A lot of things get returned. A lot of things never get bought in the first place.
Some of it gets donated, some of it gets sent back to the manufacturer or a retail partner (such as a third-party seller on Amazon), and some of it gets sold to a liquidator for pennies on the dollar.
Once the selected returned or unsold stuff is bundled into big boxes, it moves into what’s called the secondary marketplace. It can be resold in a number of ways, including in places like Dollar General and T.J.Maxx, at flea markets, or through independent shops, both brick-and-mortar and online.
I had originally planned to get a pallet of unclaimed mail, which would have contained the largest variety of products, figuring that would be the best way for us to really learn something.
But I ended up getting a returns pallet, with goods mostly from Amazon, judging from the paper slips inside the packages. From what I could tell, when customers across the country had initiated their return on Amazon’s site, the label they’d been given had sent the package directly to a return center in New Jersey. Such products seem to move along the chain pretty swiftly, if our pallet is any indication; items that people had purchased in May and returned in June were included in the pallet we bought in August.
Amazon says it carefully inspects each item and evaluates the piece to determine if it can be relisted for sale. However, the bags and boxes we received in our pallet were still sealed. Our best guess is that they had been passed on to the liquidator warehouse unopened.
I sent Amazon an interview request to talk about returns and the reverse supply chain. A spokesperson responded with a general statement emphasizing that the company’s “goal is to make purchasing products — and returning them — as easy as possible” and confirming that excess products “are resold as new or used, returned to selling partners, liquidated, or donated.”
A returned product’s journey
Few-questions-asked return policies are convenient for the customer. They also make the industry rife with return fraud, in which a buyer initiates a return but isn’t honest about the item’s condition. There are also cases where a con artist replaces the item with something else. As a result, new customers can receive used or incorrect items in their orders — and that could further increase the retailer’s incentive to just move the stuff along. An estimated 9% of returns are fraudulent, according to the NRF report.
From the retailer’s point of view, checking over every return may not be worth the time and effort, and the stock costs them money the longer it hangs around.
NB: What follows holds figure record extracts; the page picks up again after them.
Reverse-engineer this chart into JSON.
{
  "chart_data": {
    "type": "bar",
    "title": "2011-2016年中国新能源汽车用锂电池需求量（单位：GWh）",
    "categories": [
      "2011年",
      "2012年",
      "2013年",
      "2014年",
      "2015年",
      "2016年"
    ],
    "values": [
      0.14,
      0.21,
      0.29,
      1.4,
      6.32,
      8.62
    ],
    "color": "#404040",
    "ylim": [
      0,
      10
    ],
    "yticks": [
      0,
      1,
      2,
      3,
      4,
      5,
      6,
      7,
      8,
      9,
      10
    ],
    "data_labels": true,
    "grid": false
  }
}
If they throw it out, they have to pay for disposal. “Even if you’re marking it down and keeping it in your store to sell it — there is always that clearance section in the store — you’re still occupying relative space,” said Rajeeb Mohapatra, a logistics and supply-chain expert. “It is costing the store at a much lesser value until it gets sold.”
Most people said they hadn’t really thought about where their stuff went after they sent it back. They just assumed that it would be restocked, and someone else would buy it.
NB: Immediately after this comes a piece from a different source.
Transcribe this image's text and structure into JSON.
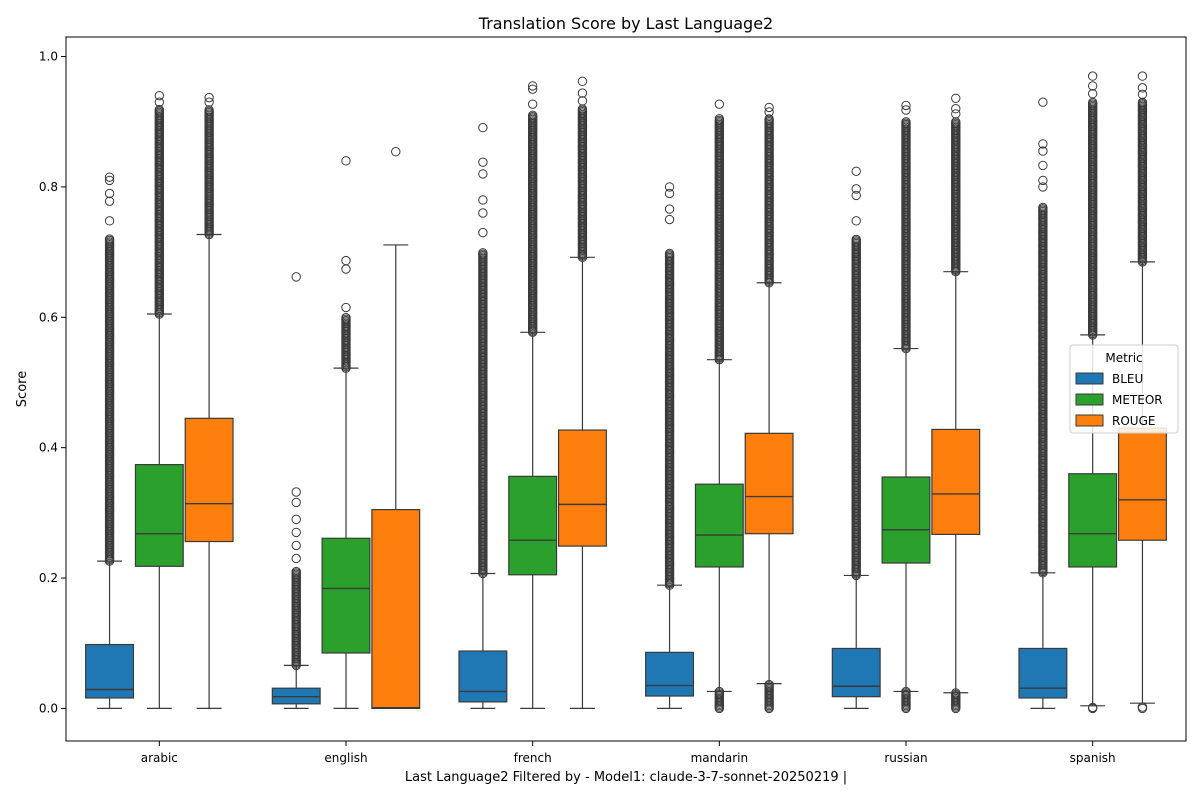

What most people don’t expect is that some of the items they reject will never get restocked, only to end up, in this case, in a basement in Long Island City, New York, via a small-town warehouse.
“The secondary market mitigates the wastefulness, but also it allows for more wastefulness, because what we keep doing is just figuring out ways to get rid of more and more of this,” said Rogers. “It’s like adding lanes on the highway. It will relieve traffic, but it also invites more traffic.”
“In American society, we’re over-consumers, over-producers, over-everything, right? The excess we have is not good. We’re polluting the environment. We pollute the landfills, or we ship it to Ghana,” said Dean Moussalli, then the director of marketing and digital strategy for Via Trading, a wholesale liquidator. But with the secondary market, “we’re creating a green-circle economy,” he continued. “Instead of big boxes throwing things in the garbage, we’re giving products another life.”
People are building businesses, some large, some small, through reselling. Moussalli told me that Via Trading has customers who make anywhere from $15,000 to $4 million a year reselling. It can be an entry point for people who are just starting out or looking to get on their feet after a job loss.
“It’s an industry for entrepreneurs,” said Moussalli. “It’s an industry for the people who want to work for themselves and grow their business and become their own boss.”
I’ve certainly grown more thoughtful about my purchases and returns.
This article shouldn’t stop you from buying things. Nor should it stop you from returning things that don’t work for you.
Done in excess, however — that’s how you get thousands upon thousands of pallets packed with untold numbers of undelivered, unsold, and unloved things.
After all, as Violet Beauregarde, Veruca Salt, Mike Teavee, and the rest of the Wonka wannabes also learned, too much of anything can be harmful.